Today, these links comprised of human cognitive characteristics still exist, but the touchpoints on each link are constantly evolving and innovating. The order of occurrence of the links and the cognitive depth that the brand can achieve have changed accordingly. For example, brands initially could only launch short video ads on the platform of Douyin. The platform then added a livestream feature followed by a live shopping feature, which directly connected consumers from knowing a brand, to purchasing the brand, thereby minimising the intermediate links.

Brands that explore these new platforms and touchpoints, bringing new shortcuts to better connect the target audience, show an open attitude and a willingness to lead the trend.

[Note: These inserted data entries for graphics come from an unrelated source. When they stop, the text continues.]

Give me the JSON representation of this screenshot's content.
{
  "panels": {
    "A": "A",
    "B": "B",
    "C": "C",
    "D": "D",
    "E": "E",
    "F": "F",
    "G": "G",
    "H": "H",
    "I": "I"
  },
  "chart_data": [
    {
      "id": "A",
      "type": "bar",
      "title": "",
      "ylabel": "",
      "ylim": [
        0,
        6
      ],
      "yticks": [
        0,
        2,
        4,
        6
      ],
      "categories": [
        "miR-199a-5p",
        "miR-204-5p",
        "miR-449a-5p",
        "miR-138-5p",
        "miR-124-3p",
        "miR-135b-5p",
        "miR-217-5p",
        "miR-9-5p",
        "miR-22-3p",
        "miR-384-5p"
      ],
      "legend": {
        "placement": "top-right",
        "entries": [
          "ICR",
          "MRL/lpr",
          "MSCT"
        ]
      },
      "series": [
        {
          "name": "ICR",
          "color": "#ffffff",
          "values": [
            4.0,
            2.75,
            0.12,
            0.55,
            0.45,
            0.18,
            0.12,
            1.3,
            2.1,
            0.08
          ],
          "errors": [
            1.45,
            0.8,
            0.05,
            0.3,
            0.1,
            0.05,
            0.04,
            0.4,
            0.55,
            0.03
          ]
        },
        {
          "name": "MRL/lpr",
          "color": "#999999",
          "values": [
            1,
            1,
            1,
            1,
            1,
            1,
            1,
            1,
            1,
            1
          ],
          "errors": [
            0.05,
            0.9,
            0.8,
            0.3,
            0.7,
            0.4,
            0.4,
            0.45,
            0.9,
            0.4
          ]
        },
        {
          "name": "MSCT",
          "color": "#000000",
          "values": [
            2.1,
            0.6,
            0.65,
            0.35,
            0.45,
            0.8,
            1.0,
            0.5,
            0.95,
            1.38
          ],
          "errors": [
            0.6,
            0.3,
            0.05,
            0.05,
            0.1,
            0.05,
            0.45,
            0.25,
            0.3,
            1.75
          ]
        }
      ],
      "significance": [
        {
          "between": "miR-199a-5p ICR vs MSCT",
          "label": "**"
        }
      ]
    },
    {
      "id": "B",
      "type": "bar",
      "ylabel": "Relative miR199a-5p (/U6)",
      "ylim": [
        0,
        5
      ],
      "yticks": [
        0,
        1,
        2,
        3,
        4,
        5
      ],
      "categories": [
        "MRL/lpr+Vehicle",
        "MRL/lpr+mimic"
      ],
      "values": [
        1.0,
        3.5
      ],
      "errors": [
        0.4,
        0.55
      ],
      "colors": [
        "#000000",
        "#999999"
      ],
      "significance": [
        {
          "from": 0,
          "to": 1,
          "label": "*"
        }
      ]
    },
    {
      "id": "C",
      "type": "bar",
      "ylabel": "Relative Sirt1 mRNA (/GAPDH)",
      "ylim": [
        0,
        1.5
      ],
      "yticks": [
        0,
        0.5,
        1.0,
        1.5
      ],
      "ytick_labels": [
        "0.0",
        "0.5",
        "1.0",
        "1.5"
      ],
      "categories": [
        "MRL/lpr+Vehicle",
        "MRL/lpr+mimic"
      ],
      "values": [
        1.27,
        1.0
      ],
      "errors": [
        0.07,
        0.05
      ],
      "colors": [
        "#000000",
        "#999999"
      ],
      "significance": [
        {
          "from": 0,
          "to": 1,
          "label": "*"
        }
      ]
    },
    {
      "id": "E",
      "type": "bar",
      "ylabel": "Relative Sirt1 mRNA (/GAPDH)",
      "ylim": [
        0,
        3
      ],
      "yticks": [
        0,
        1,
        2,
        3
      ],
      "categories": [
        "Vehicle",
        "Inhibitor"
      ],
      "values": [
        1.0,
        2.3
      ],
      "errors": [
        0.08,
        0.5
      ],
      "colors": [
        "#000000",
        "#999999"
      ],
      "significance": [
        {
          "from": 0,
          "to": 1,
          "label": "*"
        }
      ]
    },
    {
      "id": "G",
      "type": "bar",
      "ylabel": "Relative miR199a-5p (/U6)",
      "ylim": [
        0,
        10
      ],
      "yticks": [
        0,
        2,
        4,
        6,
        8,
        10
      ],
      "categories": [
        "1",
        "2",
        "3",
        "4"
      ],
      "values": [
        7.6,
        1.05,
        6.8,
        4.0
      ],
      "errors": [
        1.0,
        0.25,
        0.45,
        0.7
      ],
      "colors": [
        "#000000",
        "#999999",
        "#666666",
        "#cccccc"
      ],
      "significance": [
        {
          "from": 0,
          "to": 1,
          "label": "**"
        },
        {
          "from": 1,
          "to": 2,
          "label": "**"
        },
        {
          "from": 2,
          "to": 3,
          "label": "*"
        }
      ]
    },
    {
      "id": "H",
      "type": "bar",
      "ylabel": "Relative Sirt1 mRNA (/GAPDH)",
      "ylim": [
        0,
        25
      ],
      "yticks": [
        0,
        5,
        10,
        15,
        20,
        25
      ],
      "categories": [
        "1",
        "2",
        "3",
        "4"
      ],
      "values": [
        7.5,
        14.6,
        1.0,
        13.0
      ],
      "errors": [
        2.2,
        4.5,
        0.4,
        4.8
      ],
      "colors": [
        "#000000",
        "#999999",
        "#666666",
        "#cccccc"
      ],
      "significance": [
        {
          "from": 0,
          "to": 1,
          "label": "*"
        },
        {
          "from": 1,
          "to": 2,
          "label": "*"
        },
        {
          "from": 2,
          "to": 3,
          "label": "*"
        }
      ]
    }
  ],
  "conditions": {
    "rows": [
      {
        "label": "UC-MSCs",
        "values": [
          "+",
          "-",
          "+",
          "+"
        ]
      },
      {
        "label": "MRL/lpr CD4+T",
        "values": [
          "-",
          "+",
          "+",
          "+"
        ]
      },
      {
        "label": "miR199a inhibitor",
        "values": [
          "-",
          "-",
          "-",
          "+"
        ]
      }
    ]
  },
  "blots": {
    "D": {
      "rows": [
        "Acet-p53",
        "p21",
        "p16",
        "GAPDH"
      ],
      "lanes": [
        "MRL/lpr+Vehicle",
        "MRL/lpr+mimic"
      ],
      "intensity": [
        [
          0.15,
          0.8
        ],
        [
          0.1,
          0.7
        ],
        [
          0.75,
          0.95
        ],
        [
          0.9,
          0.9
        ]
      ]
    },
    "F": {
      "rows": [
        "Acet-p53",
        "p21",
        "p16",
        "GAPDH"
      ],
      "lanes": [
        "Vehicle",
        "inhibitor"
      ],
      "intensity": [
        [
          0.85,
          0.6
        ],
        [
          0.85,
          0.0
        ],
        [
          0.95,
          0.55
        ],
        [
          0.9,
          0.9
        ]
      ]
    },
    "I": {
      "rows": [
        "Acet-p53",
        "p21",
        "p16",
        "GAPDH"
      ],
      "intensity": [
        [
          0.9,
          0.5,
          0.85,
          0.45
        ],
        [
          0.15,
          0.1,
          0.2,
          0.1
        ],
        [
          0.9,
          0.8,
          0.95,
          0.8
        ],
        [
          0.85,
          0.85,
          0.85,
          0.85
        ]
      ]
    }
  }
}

Ways to enhance brand experience innovation

1. Step into the world of your target and understand the significance of the new contact medium in their lives so as to conduct in-depth demand communication.

For example, Saturnbird (三顿半), an emerging coffee brand, did not reach out to high-traffic platforms such as Douyin or WeChat, but instead, a specialized food community called Xiachufang to discuss coffee with foodie consumers, to let them try prototype product and to obtain feedback.

Xiachufang is a community that gathers culinary talents and enthusiasts to share inspiration and experiences about food. It is quite common to find coffee enthusiasts here. Saturnbird, while getting inspiration for the product, also harvested seed users—those willing to be pioneers who enjoy testing and sharing helpful suggestions. Taking the creation of better coffee as a starting point, Saturnbird chose this precise, high-viscosity strategy, which laid a foundation for the masses and helped its products and brands to grow optimally.

Saturnbird


2. The media platform is a tool for building a brand experience; its characteristics and gameplay can help convey the brand's value information.

Although the functions provided by the platform are becoming similar, the crowds they gather are very different. For example, "Xiachufang" connects foodies, Xiaohongshu gathers urbanites who pursue a better life, Douyin was originally known for make-up skill sharing, and Kuaishou as a down-to-earth platform where one can find a life in Tier 5, or even lower, cities. For brands, the most important thing is to find and connect with people who resonate with the brand, create interactive activities and platforms that can provide different tools to enhance the effectiveness of brand campaigns.

In the past year, Perfect Diary, the beauty brand, has been cultivating different contacts from the WeChat ecosystem, such as WeChat groups and small program malls to be closer to fans. This allows the brand to interact with consumers more frequently, helping product iteration, leading to more efficient conversion between communication and purchase.

Perfect Diary set up a consistent "Little Wanzi" persona on WeChat to connect consumers, who are played by different beauty consultants.


3. Based on the principle of connecting users and communicating brand value, build a brand experience strategy and refine your contact design.

Building brand touchpoints creates memory points for users. When these memory points are connected in a line it not only becomes an emotional bond between consumers and brands, but also an opportunity for brands to communicate with consumers. Brands can take this opportunity to optimize products.

For example, the WeChat experience officer applet created by Huaxizi can obtain user opinions and improve products for the brand. It can also increase the emotional connection with the user, whilst increasing the sense of participation and achievement for the user fans.

Huaxizi applet

Conclusion

In this era of two-way selection and communication, the consumer’s cognitive action process is no longer linear. Instead of going to all touchpoints, brands need to be able to identify those that can leverage a consumer cognition shortcut and design differentiated but relevant experiences around it. In doing so they will be able to connect existing, as well as potential consumers, through distinctive brand values.


Mengxi Jiang is design strategy lead with Quantum China.